Single Input Single Output (SISO) systems: Transmitter and receiver both having single antenna.
Single Input Multiple Output (SIMO) systems: It is a case of receive diversity where transmitter is equipped with one antenna and receiver has multiple antennas. It is used in Uplink transmission. In this systems,
various combining schemes like Maximum Ratio Combing (MRC) and Equal Gain Combing (EGC) are used.
Multiple Input Single Output (MISO) systems: It is a case of transmit diversity where transmitter has multiple antennas and receiver has a single antenna . It is used in downlink transmission. In this systems, two
transmission schemes are used like transmit beamforming and space time coding.
Multiple Input Multiple Output (MIMO) systems: It is a combined case of
transmit-receive diversity, where multiple antennas are there at both the ends
SISO techniques have a single input signal and a single output signal.
• Single–input-multiple-output (SIMO):
SIMO techniques have a single input signal (the transmitter has a single antenna) and more than one output signal.
• Multiple –input- single -output (MISO):
MISO techniques have multiple input signals and a single output signal (the receiver has a single antenna).
• Multiple-input-multiple-output (MIMO):
MIMO techniques have multiple input and output signals, and form the most general of the four classes.
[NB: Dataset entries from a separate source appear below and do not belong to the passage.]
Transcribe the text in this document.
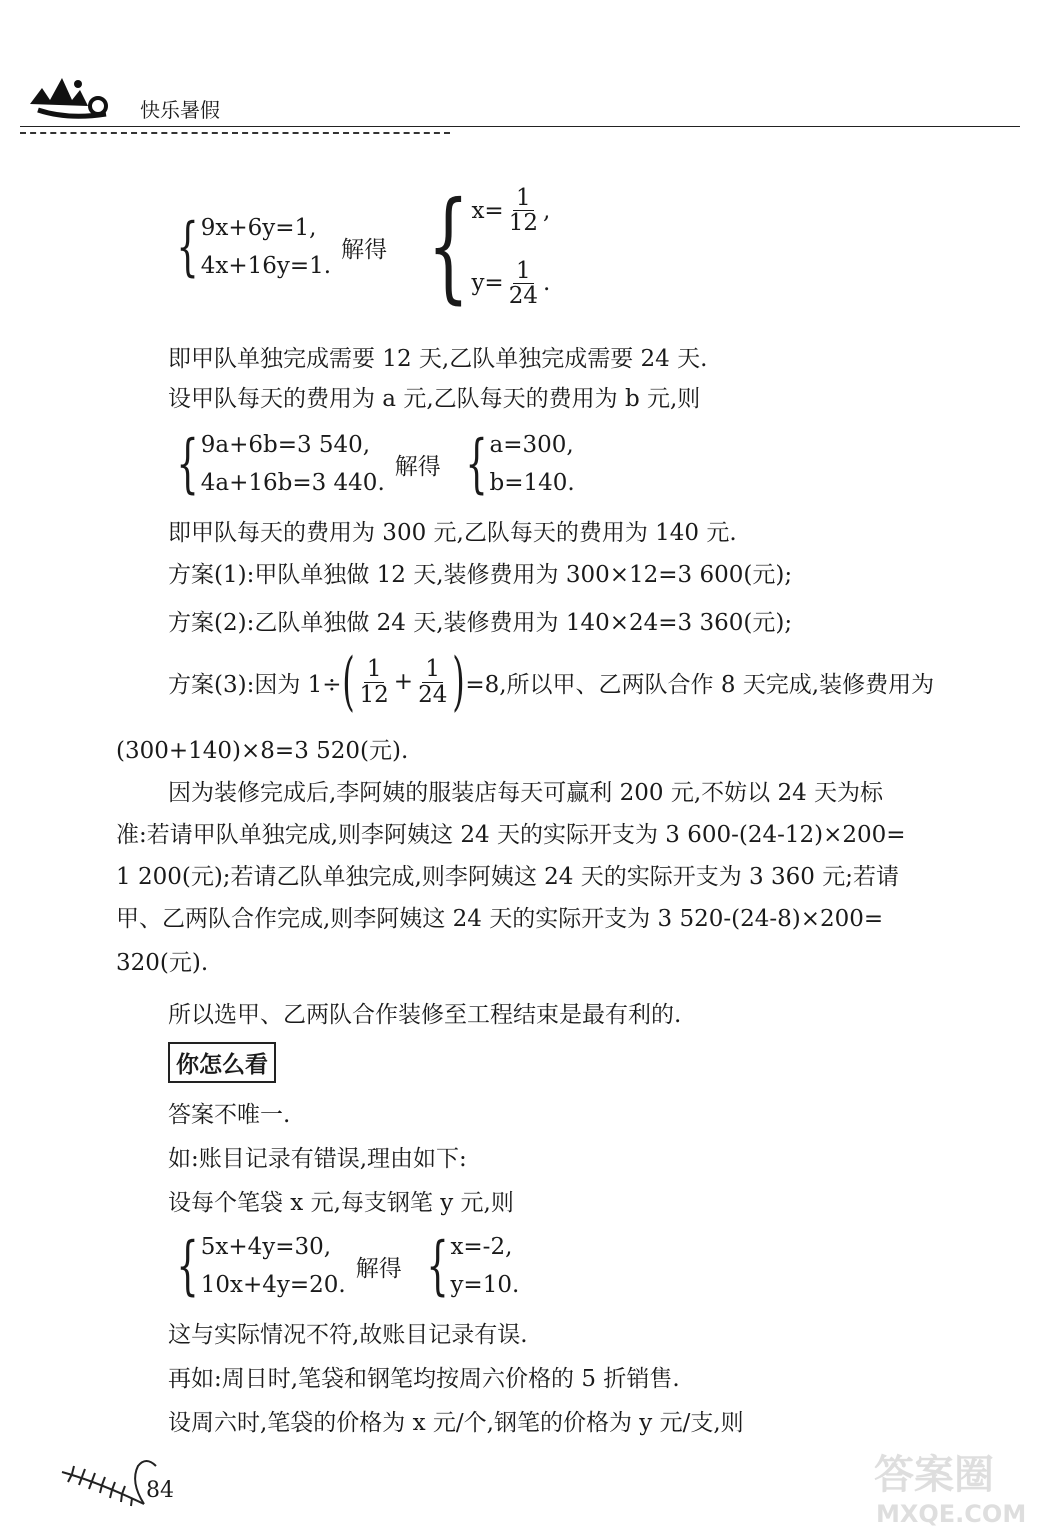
快乐暑假
{ 9x+6y=1,
4x+16y=1.
解得 { $x= \frac{1}{12}$ ,
$y= \frac{1}{24}$ .
即甲队单独完成需要 12 天,乙队单独完成需要 24 天.
设甲队每天的费用为 a 元,乙队每天的费用为 b 元,则
{ 9a+6b=3 540,
4a+16b=3 440.
解得 { a=300,
b=140.
即甲队每天的费用为 300 元,乙队每天的费用为 140 元.
方案(1):甲队单独做 12 天,装修费用为 300×12=3 600(元);
方案(2):乙队单独做 24 天,装修费用为 140×24=3 360(元);
方案(3):因为 1÷ ( $\frac{1}{12} + \frac{1}{24}$ ) =8,所以甲、乙两队合作 8 天完成,装修费用为
(300+140)×8=3 520(元).
因为装修完成后,李阿姨的服装店每天可赢利 200 元,不妨以 24 天为标
准:若请甲队单独完成,则李阿姨这 24 天的实际开支为 3 600-(24-12)×200=
1 200(元);若请乙队单独完成,则李阿姨这 24 天的实际开支为 3 360 元;若请
甲、乙两队合作完成,则李阿姨这 24 天的实际开支为 3 520-(24-8)×200=
320(元).
所以选甲、乙两队合作装修至工程结束是最有利的.
你怎么看
答案不唯一.
如:账目记录有错误,理由如下:
设每个笔袋 x 元,每支钢笔 y 元,则
{ 5x+4y=30,
10x+4y=20.
解得 { x=-2,
y=10.
这与实际情况不符,故账目记录有误.
再如:周日时,笔袋和钢笔均按周六价格的 5 折销售.
设周六时,笔袋的价格为 x 元/个,钢笔的价格为 y 元/支,则
84	答案圈
MXQE.COM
They have dual capability of combining the SIMO and MISO technologies.
Just completing what was already said, it is important to remember about cooperative-MIMO schemes, in which it is not the case the the transmitter/receiver necessarily have multiple antennas, but a group of transmitters/receivers (with just one antenna each) form a cluster and they act as a MIMO system. All the variations are possible, i.e. SISO (trivial case), SIMO (a cluster of transmitting nodes sending to a single one), MISO (one single node sending to a cluster of nodes) or MIMO (a cluster of several nodes sending to another cluster of several nodes). An example of the usage of cooperative-MIMO is in wireless sensor networks (WSN). Due to the cooperative way these networks perform their activities, the usage of cooperative-MIMO is quite natural, improving communication range and helping in diminishing the overall network energy consumption.
Make it like this: Serial Input to Serial Output port, Serial Input to Parallel Output port, Parallel Input to Serial Output port and Parallel Input to Parallel Output port.
I hope the others had been answered here is 2 questions you asked about
SISO single input single output refers to a wireless communications system in which one antenna is used at the source transmitter, SIMO single input, and multiple output 2 antennas at the receiver
Let's discuss a single comm link, When you have multiple antennas at a terminal, you can use them in a variety of ways to improve performance: beamforming, spatial diversity, space-time coding, or spatial multiplexing. Spatial multiplexing is the breakthrough "trick" that greatly increases the spectral efficiency -- the number of bits/sec in a given bandwidth. If you have 4 Tx antennas, then you can send 4 independent data transmissions, and the channel capacity is roughly 4 times greater with MIMO spatial multiplexing than a SISO (one antenna) link with the same Tx power. You get this gain only when the radio channel is "rich scattering"-- meaning the signal bounces off many objects are arrives from many angles. Spatial multiplexing generally does not work in line-of-sight channels, like ground to air.
MIMO channels are modeled via an "H" matrix that gives the fading between all antenna pairs. The simplest way to model this matrix is with independent complex-Gaussian (unit variance) entries in the matrix. H= 1/sqrt(2) *(randn(N,M) + j* randn(N,M)).
You have a limits the number the antennas you can use, four antenna perhaps is optimal , ,if we used channels coding you can improve your gain and if you used an Equaliser the gain you can get is limits
MIMO has inherent advantage of increased capacity as compared to SIMO and MISO counterpart. This is the case that MIMO is steadily becoming ubiquitous in all the forthcoming wireless communication systems in the form of Cooperative MIMO, Massive MIMO etc.